If you must use a functional approach, you can either prepend to a List and reverse it, or go the way of iteratees. I'm not comfortable enough with the latter to explain them, though.
Once you have your collection, you'll scanLeft it. Or, if you built a List, you could scanRight it instead of having to reverse it. After that, it is a simple matter of calling toMap on the result.
Roughly speaking:
var accum: List[(Int, Int)] = Nil
accum ::= 36 -> 110
accum ::= 35 -> 90
accum ::= 34 -> 80
accum ::= 33 -> 60
val orders = accum.scanRight(0 -> 0) {
case ((k, v), (_, acc)) => (k, v + acc)
}.init.toMap
The init drops the seed.
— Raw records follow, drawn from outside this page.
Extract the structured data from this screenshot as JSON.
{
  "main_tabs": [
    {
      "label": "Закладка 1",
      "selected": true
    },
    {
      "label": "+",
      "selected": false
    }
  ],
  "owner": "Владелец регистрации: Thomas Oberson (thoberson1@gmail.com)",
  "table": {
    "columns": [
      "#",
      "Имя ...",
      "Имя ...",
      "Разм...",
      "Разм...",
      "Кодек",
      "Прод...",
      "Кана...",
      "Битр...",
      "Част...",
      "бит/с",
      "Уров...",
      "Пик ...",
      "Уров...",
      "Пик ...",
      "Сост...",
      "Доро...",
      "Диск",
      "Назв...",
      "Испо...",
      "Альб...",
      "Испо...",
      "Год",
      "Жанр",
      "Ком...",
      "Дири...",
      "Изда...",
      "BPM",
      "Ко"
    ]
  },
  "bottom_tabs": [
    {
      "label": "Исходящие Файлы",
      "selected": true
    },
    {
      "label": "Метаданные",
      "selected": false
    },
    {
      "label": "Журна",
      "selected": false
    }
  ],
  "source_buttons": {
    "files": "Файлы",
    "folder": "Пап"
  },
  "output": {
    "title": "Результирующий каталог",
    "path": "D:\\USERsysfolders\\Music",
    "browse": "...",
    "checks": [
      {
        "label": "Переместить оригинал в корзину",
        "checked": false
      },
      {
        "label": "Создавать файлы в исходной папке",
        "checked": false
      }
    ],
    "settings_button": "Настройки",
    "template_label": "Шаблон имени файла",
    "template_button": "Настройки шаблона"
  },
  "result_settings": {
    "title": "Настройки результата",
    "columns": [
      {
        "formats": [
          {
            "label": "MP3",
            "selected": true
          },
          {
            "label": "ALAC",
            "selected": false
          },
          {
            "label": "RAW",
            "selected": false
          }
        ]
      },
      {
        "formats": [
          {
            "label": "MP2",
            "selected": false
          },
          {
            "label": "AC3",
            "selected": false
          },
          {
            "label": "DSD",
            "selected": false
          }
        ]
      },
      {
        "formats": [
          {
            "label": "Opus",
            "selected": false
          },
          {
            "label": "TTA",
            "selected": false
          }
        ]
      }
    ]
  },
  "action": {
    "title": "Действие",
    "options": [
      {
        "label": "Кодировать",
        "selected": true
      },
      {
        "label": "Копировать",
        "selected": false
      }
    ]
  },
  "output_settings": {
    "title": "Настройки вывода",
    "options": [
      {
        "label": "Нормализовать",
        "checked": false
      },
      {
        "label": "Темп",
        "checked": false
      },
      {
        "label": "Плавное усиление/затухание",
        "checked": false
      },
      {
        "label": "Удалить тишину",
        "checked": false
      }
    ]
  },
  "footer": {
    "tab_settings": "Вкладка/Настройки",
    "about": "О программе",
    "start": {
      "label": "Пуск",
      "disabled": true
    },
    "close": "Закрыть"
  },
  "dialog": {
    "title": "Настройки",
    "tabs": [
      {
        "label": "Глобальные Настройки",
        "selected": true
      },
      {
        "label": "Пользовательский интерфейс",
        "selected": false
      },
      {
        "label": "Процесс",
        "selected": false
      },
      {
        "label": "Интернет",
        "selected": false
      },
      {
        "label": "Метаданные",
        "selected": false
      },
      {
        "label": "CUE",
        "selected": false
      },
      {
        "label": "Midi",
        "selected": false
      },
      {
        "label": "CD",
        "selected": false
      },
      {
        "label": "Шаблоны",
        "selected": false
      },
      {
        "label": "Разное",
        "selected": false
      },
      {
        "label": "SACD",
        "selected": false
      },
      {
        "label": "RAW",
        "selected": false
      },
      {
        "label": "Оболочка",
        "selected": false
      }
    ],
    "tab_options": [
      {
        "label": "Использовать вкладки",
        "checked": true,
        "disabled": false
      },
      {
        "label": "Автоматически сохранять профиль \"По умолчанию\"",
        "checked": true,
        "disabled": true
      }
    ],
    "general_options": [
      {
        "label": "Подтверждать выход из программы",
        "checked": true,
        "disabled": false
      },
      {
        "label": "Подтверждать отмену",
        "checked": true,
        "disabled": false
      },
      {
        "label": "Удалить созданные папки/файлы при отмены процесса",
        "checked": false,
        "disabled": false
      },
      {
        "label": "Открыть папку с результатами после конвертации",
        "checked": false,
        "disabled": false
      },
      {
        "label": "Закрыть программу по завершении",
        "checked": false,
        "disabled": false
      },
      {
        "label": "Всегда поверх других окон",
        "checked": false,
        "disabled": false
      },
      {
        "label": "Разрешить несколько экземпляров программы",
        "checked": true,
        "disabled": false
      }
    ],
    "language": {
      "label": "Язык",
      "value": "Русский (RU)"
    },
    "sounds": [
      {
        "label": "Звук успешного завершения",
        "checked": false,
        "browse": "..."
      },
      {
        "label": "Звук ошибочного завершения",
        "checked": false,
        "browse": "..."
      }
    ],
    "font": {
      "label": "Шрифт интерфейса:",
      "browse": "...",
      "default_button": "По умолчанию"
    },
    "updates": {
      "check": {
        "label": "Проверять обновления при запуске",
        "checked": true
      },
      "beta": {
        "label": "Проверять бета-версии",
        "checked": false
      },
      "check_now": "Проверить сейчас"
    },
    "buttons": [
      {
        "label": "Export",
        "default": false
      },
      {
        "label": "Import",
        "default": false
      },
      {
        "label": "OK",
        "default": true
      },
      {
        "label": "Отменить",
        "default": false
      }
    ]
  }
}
I could have avoided having to do that using tail and head, but that would require a check to see if accum is empty.
The var can be removed using either iteratees, or, perhaps, using the state monad at a higher level.
var sum = 0
orders.toList.sortBy (-_._1).map (o =>
{sum += o._2; (o._1 -> sum) }).toMap
Not very elegant, since it uses a var.